Na nią, niecierpliwie. Na swoją damę golusieńką jak on sam, taką narodzoną, ale nie wybrzydza, może być i przechodzona taka, co to przytarga sobie postumencik i na zawsze będzie stała obok niego…
Bo widzicie stawiają ludzie pomniki i zapominają o nich. Wydaje się im, że tworzą coś, co będzie pamiętało za nich, zapominając, iż jeśli obdarza się kogoś takim obowiązkiem, jakim jest bycie pamięcią… cóż, zapominają o tym, że trzeba o nich samych pamiętać. Przychodzić i czytać słowa, dotykać stóp zamarłych, ud i brzuchów, głowy głaskać, tudzież owe monumentalności rzezane. Bo przecież pomniczki różne są różniste.
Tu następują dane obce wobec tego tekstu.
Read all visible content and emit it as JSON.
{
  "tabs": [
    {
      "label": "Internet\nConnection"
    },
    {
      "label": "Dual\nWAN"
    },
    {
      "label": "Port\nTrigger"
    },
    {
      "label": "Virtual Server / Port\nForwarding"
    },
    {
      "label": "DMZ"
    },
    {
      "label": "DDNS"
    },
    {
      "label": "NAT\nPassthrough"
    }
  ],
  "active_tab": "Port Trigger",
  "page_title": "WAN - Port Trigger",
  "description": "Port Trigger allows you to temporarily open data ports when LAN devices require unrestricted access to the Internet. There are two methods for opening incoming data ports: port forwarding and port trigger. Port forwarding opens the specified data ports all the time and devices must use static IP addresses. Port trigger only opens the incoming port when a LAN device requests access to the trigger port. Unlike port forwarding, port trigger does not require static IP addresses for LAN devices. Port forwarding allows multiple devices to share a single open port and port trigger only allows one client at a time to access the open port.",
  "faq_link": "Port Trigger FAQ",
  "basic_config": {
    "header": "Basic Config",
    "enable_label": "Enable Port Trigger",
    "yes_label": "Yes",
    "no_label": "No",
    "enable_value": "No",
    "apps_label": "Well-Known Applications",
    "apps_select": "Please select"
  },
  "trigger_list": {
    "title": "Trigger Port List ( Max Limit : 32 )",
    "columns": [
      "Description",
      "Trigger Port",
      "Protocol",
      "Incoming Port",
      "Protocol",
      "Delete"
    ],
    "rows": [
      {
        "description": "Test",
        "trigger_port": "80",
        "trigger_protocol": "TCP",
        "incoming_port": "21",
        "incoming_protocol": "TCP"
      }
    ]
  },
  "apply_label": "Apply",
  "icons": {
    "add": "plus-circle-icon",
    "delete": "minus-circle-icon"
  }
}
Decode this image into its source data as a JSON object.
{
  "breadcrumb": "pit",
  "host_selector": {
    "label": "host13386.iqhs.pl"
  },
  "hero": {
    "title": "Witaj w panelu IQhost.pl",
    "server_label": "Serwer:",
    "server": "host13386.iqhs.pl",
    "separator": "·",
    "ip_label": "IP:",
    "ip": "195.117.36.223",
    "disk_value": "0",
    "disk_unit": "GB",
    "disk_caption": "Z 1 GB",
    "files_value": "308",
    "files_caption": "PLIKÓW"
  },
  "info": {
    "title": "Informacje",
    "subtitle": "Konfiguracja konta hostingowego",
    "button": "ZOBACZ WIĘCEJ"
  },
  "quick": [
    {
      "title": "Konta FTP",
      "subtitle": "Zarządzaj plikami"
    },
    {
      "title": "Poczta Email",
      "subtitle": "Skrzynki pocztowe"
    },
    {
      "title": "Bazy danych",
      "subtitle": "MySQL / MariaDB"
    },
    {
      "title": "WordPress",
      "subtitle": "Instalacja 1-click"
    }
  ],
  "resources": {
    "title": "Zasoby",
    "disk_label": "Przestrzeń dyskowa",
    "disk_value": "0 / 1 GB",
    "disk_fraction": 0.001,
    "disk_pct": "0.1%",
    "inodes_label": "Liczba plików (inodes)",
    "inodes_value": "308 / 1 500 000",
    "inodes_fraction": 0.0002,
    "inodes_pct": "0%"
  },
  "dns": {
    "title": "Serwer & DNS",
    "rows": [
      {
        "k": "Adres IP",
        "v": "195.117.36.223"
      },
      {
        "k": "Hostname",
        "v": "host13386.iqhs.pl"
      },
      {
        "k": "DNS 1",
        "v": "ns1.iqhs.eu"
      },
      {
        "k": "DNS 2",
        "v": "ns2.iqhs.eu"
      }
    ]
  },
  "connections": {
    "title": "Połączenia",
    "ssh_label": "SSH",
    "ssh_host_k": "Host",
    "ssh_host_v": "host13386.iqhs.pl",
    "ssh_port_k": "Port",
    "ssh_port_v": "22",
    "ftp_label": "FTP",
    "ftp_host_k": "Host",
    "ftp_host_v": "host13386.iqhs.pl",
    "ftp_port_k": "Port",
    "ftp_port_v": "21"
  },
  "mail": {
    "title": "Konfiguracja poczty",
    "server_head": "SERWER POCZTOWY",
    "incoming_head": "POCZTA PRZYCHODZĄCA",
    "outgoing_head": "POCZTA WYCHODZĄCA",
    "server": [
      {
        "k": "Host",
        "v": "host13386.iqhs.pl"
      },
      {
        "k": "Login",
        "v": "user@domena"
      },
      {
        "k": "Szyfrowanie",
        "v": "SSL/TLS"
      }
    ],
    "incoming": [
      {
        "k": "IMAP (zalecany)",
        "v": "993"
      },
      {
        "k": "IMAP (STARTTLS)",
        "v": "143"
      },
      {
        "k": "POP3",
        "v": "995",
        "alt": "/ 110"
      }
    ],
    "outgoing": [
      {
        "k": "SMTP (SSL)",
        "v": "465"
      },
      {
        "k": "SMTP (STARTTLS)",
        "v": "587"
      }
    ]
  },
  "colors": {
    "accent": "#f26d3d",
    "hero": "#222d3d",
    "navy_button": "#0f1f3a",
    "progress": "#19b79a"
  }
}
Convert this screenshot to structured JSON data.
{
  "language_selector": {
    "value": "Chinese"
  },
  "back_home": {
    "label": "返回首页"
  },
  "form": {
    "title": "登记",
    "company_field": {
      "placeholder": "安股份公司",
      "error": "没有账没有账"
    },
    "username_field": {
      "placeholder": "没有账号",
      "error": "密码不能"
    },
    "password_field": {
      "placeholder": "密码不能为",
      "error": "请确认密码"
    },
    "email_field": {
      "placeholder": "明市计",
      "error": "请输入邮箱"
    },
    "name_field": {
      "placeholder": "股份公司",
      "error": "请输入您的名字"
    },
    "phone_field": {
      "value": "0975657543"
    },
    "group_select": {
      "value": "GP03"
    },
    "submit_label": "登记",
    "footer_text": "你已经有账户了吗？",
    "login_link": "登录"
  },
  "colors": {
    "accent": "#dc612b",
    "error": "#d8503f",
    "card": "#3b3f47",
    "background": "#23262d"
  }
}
Są ludzkie takie, dziwnie ruchome zawsze, jakby za każdym razem, gdy na nie spoglądacie, dopiero się zatrzymały, w rękach zduszone mają opakowania po miętówkach, tudzież jeszcze ciepłą bułkę z kiełbasą, gdzieś tam rzucone elementy odzieży, mawiają, że to po Turyściźnie, ale nie wierzcie im… Może to dlatego tak czosnkiem wali? A te inne. Te kamienne takie, jakby od niechceia rzucone kamyki, jakby nic się nie stało, a jednak tabliczka ogłasza inaczej… albo takie pokręcone w formie grobu. A mamy i taki, dolmen se stoi ku pamięci czterech, co walczyli… nie o nas… a może i o nas. W końcu dawno to było i doprowadziło do takiej, a nie innej rzeczywistości, więc…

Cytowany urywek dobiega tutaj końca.